Kritiker einer vermeintlichen Amerikanisierung der Politik haben auch beim Urteil über die Kommunikationsstrategien der Parteien die Empirie gegen sich. Der SPD ist beispielsweise nach ihrer erfolgreichen Kampagne von 1998 eine übermäßige Inszenierung und Personalisierung vorgeworfen worden. Dieser Vorwurf ist beckmesserisch. Vielmehr hat die Kampagne bewiesen, dass Vereinfachung von politischer Information ohne Verflachung möglich ist.

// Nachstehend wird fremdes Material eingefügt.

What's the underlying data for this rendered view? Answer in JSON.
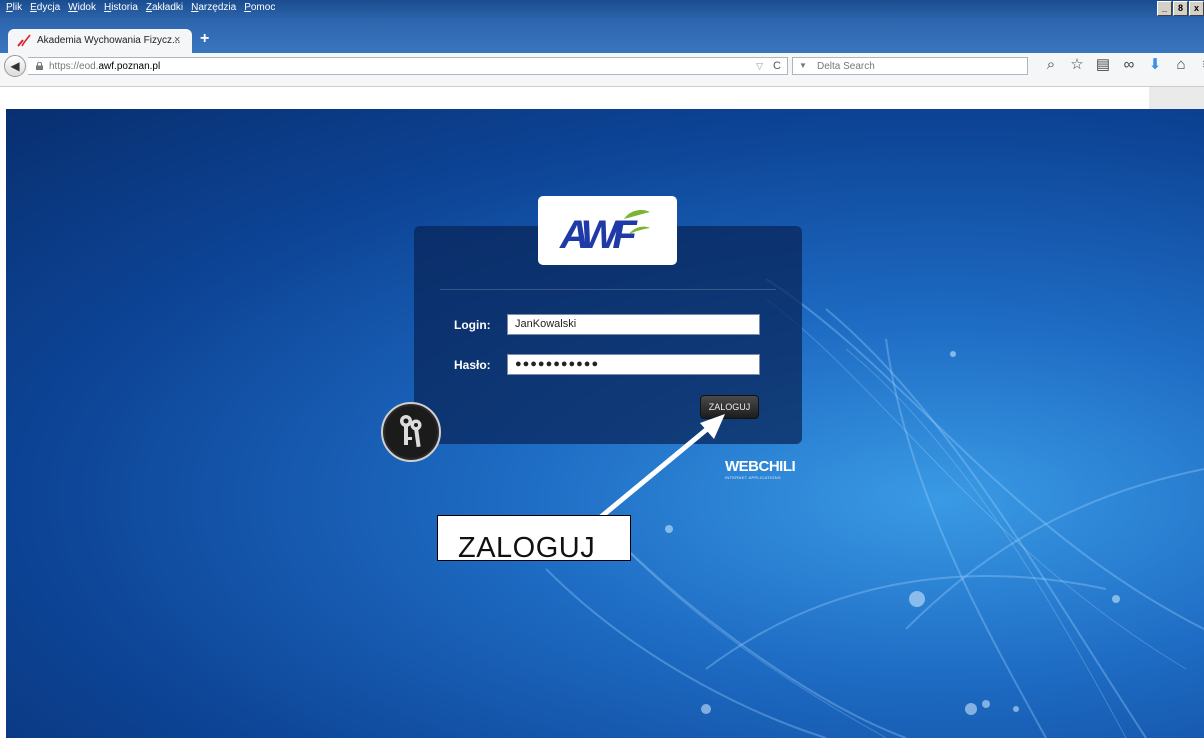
{
  "browser": {
    "menu": [
      "Plik",
      "Edycja",
      "Widok",
      "Historia",
      "Zakładki",
      "Narzędzia",
      "Pomoc"
    ],
    "window_controls": [
      "_",
      "8",
      "x"
    ],
    "tab": {
      "title": "Akademia Wychowania Fizycz...",
      "close": "×"
    },
    "new_tab": "+",
    "back": "◀",
    "url_prefix": "https://eod.",
    "url_domain": "awf.poznan.pl",
    "url_dropdown": "▽",
    "reload": "C",
    "search_placeholder": "Delta Search",
    "search_engine_icon": "▼",
    "toolbar_icons": [
      "search-go-icon",
      "star-icon",
      "reading-list-icon",
      "mask-icon",
      "download-icon",
      "home-icon",
      "menu-icon"
    ]
  },
  "login": {
    "logo_text": "AWF",
    "login_label": "Login:",
    "login_value": "JanKowalski",
    "password_label": "Hasło:",
    "password_value": "●●●●●●●●●●●",
    "submit_label": "ZALOGUJ",
    "vendor_logo": "WEBCHILI",
    "vendor_tagline": "INTERNET APPLICATIONS"
  },
  "annotation": {
    "callout_text": "ZALOGUJ"
  },
  "colors": {
    "background_blue": "#1e6cc4",
    "panel": "#082458",
    "button": "#2a2a2a",
    "logo_blue": "#1f3aa6",
    "logo_green": "#7ab532"
  }
}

Eine Allensbach-Umfrage beispielsweise konnte zeigen, dass sich 1998 gut zwei Drittel der Bevölkerung über die Wahl unterhielten - doppelt so viele wie bei der Bundestagswahl von 1994.

Eine moderne Wahlkampagne hat eine Aufgabe zu bewältigen, bei der der Rat, einfach nur authentisch zu sein, wenig hilft. Zum einen entstehen die Bilder von der Politik in einem zähen Ringen zwischen verschiedenen Interessen und Interessenten. "Medienberichterstattung", meint der Medienwissenschaftler Wolfgang Donsbach, "ist ein Produkt aus dem Handeln von Politikern und Journalisten. Dabei handeln Politiker nicht nur unter sachlichen Gesichtspunkten, sondern wollen auch öffentliche Zustimmung gewinnen. Und die Journalisten wählen aus dem politischen Geschehen nicht nur das aus, was politisch und demokratietheoretisch wichtig ist, sondern auch das, was ihr Publikum bei der Stange hält und ihren eigenen Ansichten entspricht."

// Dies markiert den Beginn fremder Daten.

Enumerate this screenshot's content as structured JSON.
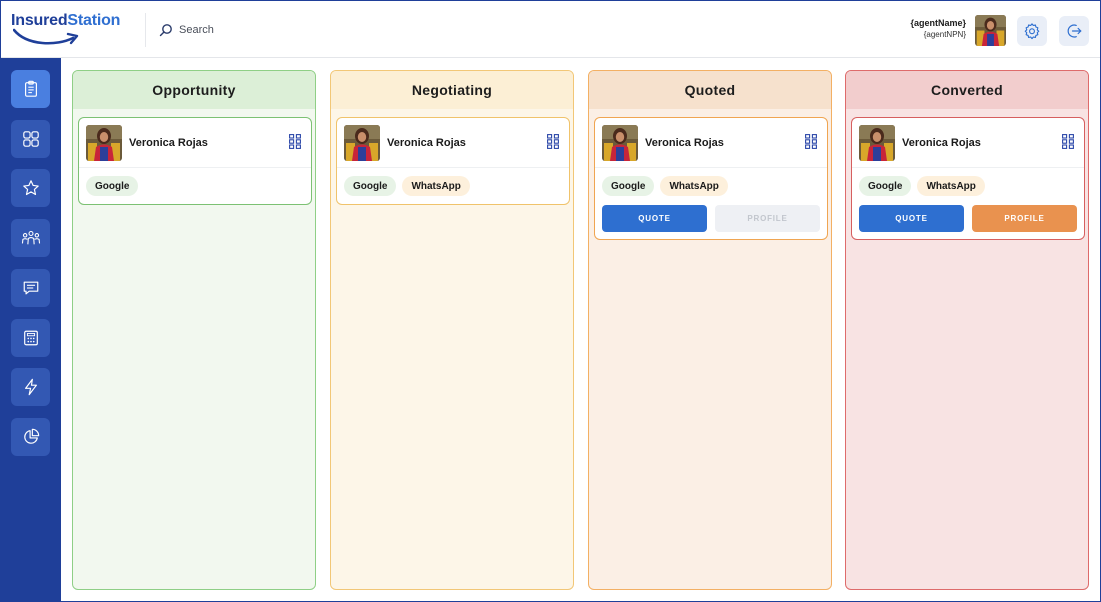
{
  "app": {
    "logo_part1": "Insured",
    "logo_part2": "Station"
  },
  "header": {
    "search_placeholder": "Search",
    "agent_name": "{agentName}",
    "agent_npn": "{agentNPN}"
  },
  "icons": {
    "search": "search-icon",
    "settings": "gear-icon",
    "logout": "logout-icon",
    "sidebar": [
      "clipboard-icon",
      "dashboard-grid-icon",
      "star-icon",
      "people-icon",
      "chat-icon",
      "calculator-icon",
      "lightning-icon",
      "pie-chart-icon"
    ]
  },
  "colors": {
    "brand_dark": "#1f3f99",
    "brand_light": "#2f6fd1",
    "opportunity_bg": "#f2f8ef",
    "negotiating_bg": "#fdf6e8",
    "quoted_bg": "#fbefe5",
    "converted_bg": "#f8e3e3"
  },
  "board": {
    "columns": [
      {
        "title": "Opportunity",
        "card": {
          "name": "Veronica Rojas",
          "tags": [
            "Google"
          ]
        }
      },
      {
        "title": "Negotiating",
        "card": {
          "name": "Veronica Rojas",
          "tags": [
            "Google",
            "WhatsApp"
          ]
        }
      },
      {
        "title": "Quoted",
        "card": {
          "name": "Veronica Rojas",
          "tags": [
            "Google",
            "WhatsApp"
          ],
          "quote_label": "QUOTE",
          "profile_label": "PROFILE"
        }
      },
      {
        "title": "Converted",
        "card": {
          "name": "Veronica Rojas",
          "tags": [
            "Google",
            "WhatsApp"
          ],
          "quote_label": "QUOTE",
          "profile_label": "PROFILE"
        }
      }
    ]
  }
}
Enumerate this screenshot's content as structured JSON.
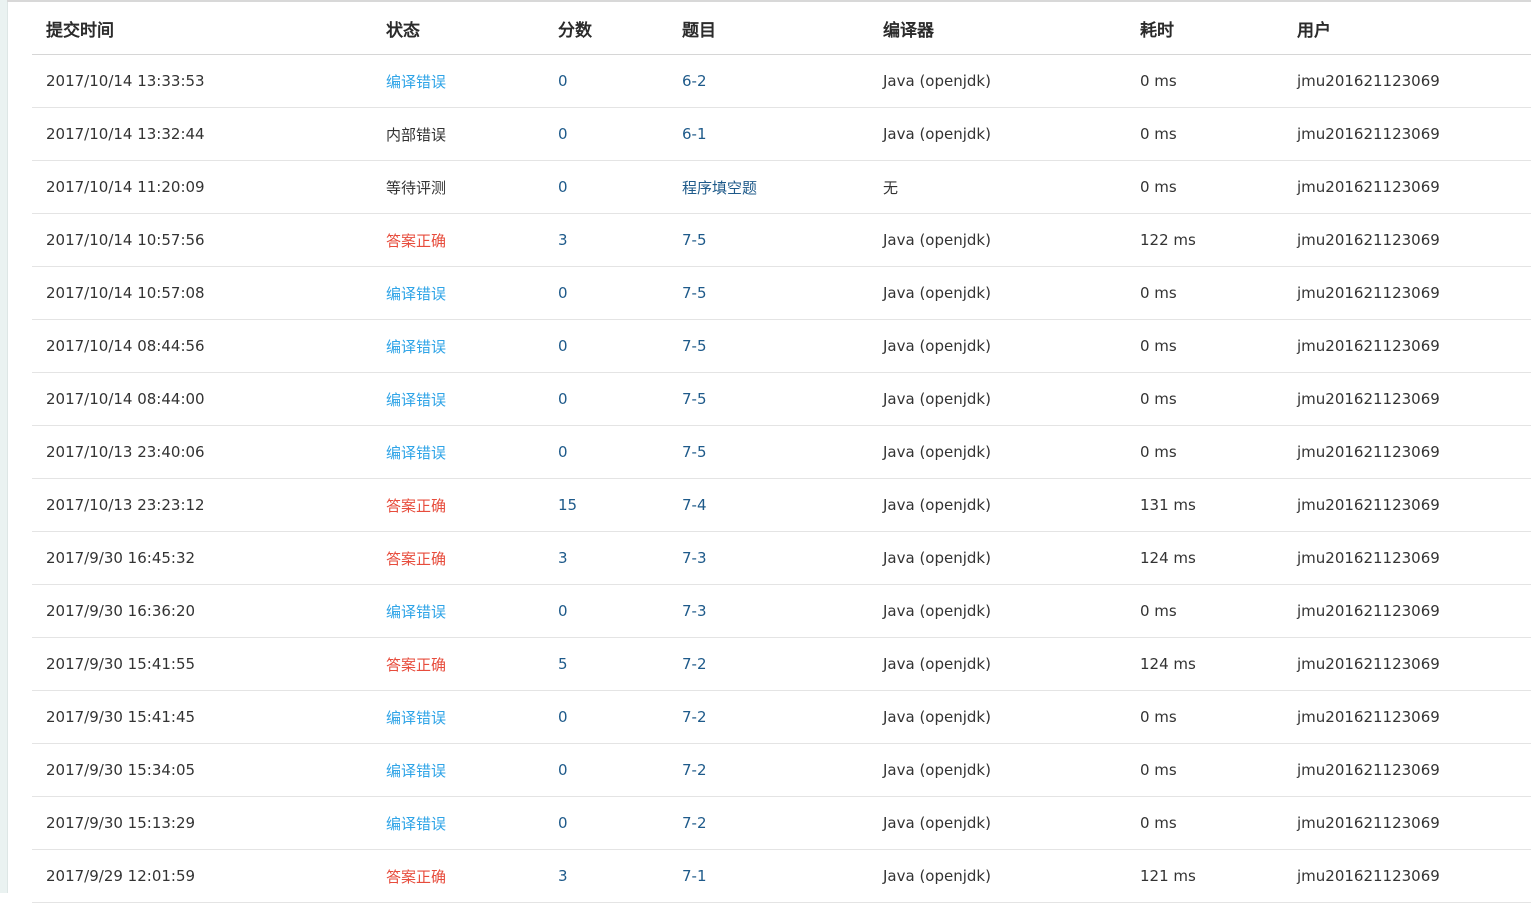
{
  "headers": {
    "time": "提交时间",
    "status": "状态",
    "score": "分数",
    "problem": "题目",
    "compiler": "编译器",
    "cost": "耗时",
    "user": "用户"
  },
  "rows": [
    {
      "time": "2017/10/14 13:33:53",
      "status": "编译错误",
      "status_type": "ce",
      "score": "0",
      "problem": "6-2",
      "compiler": "Java (openjdk)",
      "cost": "0 ms",
      "user": "jmu201621123069"
    },
    {
      "time": "2017/10/14 13:32:44",
      "status": "内部错误",
      "status_type": "other",
      "score": "0",
      "problem": "6-1",
      "compiler": "Java (openjdk)",
      "cost": "0 ms",
      "user": "jmu201621123069"
    },
    {
      "time": "2017/10/14 11:20:09",
      "status": "等待评测",
      "status_type": "other",
      "score": "0",
      "problem": "程序填空题",
      "compiler": "无",
      "cost": "0 ms",
      "user": "jmu201621123069"
    },
    {
      "time": "2017/10/14 10:57:56",
      "status": "答案正确",
      "status_type": "ac",
      "score": "3",
      "problem": "7-5",
      "compiler": "Java (openjdk)",
      "cost": "122 ms",
      "user": "jmu201621123069"
    },
    {
      "time": "2017/10/14 10:57:08",
      "status": "编译错误",
      "status_type": "ce",
      "score": "0",
      "problem": "7-5",
      "compiler": "Java (openjdk)",
      "cost": "0 ms",
      "user": "jmu201621123069"
    },
    {
      "time": "2017/10/14 08:44:56",
      "status": "编译错误",
      "status_type": "ce",
      "score": "0",
      "problem": "7-5",
      "compiler": "Java (openjdk)",
      "cost": "0 ms",
      "user": "jmu201621123069"
    },
    {
      "time": "2017/10/14 08:44:00",
      "status": "编译错误",
      "status_type": "ce",
      "score": "0",
      "problem": "7-5",
      "compiler": "Java (openjdk)",
      "cost": "0 ms",
      "user": "jmu201621123069"
    },
    {
      "time": "2017/10/13 23:40:06",
      "status": "编译错误",
      "status_type": "ce",
      "score": "0",
      "problem": "7-5",
      "compiler": "Java (openjdk)",
      "cost": "0 ms",
      "user": "jmu201621123069"
    },
    {
      "time": "2017/10/13 23:23:12",
      "status": "答案正确",
      "status_type": "ac",
      "score": "15",
      "problem": "7-4",
      "compiler": "Java (openjdk)",
      "cost": "131 ms",
      "user": "jmu201621123069"
    },
    {
      "time": "2017/9/30 16:45:32",
      "status": "答案正确",
      "status_type": "ac",
      "score": "3",
      "problem": "7-3",
      "compiler": "Java (openjdk)",
      "cost": "124 ms",
      "user": "jmu201621123069"
    },
    {
      "time": "2017/9/30 16:36:20",
      "status": "编译错误",
      "status_type": "ce",
      "score": "0",
      "problem": "7-3",
      "compiler": "Java (openjdk)",
      "cost": "0 ms",
      "user": "jmu201621123069"
    },
    {
      "time": "2017/9/30 15:41:55",
      "status": "答案正确",
      "status_type": "ac",
      "score": "5",
      "problem": "7-2",
      "compiler": "Java (openjdk)",
      "cost": "124 ms",
      "user": "jmu201621123069"
    },
    {
      "time": "2017/9/30 15:41:45",
      "status": "编译错误",
      "status_type": "ce",
      "score": "0",
      "problem": "7-2",
      "compiler": "Java (openjdk)",
      "cost": "0 ms",
      "user": "jmu201621123069"
    },
    {
      "time": "2017/9/30 15:34:05",
      "status": "编译错误",
      "status_type": "ce",
      "score": "0",
      "problem": "7-2",
      "compiler": "Java (openjdk)",
      "cost": "0 ms",
      "user": "jmu201621123069"
    },
    {
      "time": "2017/9/30 15:13:29",
      "status": "编译错误",
      "status_type": "ce",
      "score": "0",
      "problem": "7-2",
      "compiler": "Java (openjdk)",
      "cost": "0 ms",
      "user": "jmu201621123069"
    },
    {
      "time": "2017/9/29 12:01:59",
      "status": "答案正确",
      "status_type": "ac",
      "score": "3",
      "problem": "7-1",
      "compiler": "Java (openjdk)",
      "cost": "121 ms",
      "user": "jmu201621123069"
    }
  ],
  "colors": {
    "status_ce": "#2fa4e7",
    "status_ac": "#e74c3c",
    "link": "#1e5a8a"
  }
}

Der Bürger als Medienkonsument wird tagtäglich überschwemmt mit einer Flut von Reizen, in der sich die Politik bemerkbar machen muss. Über 900 Print-Medien konkurrieren um die Aufmerksamkeit der Leser, wobei sich allein in den letzten zehn Jahren die Anzahl der Tageszeitungen und Magazine verdoppelt hat. In Deutschland kann ein Haushalt heute im Durchschnitt 38 Fernsehkanäle empfangen, insgesamt sind mehr als 60 verschiedene Sender am Markt. Allein im Jahr 2000 strahlten deutsche Fernsehsender etwa 412.000 Werbespots aus.

Ziel der Kommunikation einer Partei ist es, in diesem Rauschen die eigene Botschaft, die eigenen Repräsentanten in der Berichterstattung über Politik, in Nachrichtensendungen, in Talk-Shows, in Interviews oder durch Pressemitteilungen unterzubringen. Auf diesem Feld ist die Konkurrenz hart. Ohne den Bedingungen der Medien gerecht zu werden, hätten Parteien kaum eine Chance, Aufmerksamkeit auf sich zu ziehen. Eine gute Kommunikationsstrategie hat organisatorische und programmatische Voraussetzungen. Sie gehen sowohl über die Formulierung programmatischer Grundsätze heraus als auch über die Regeln eines guten Marketings.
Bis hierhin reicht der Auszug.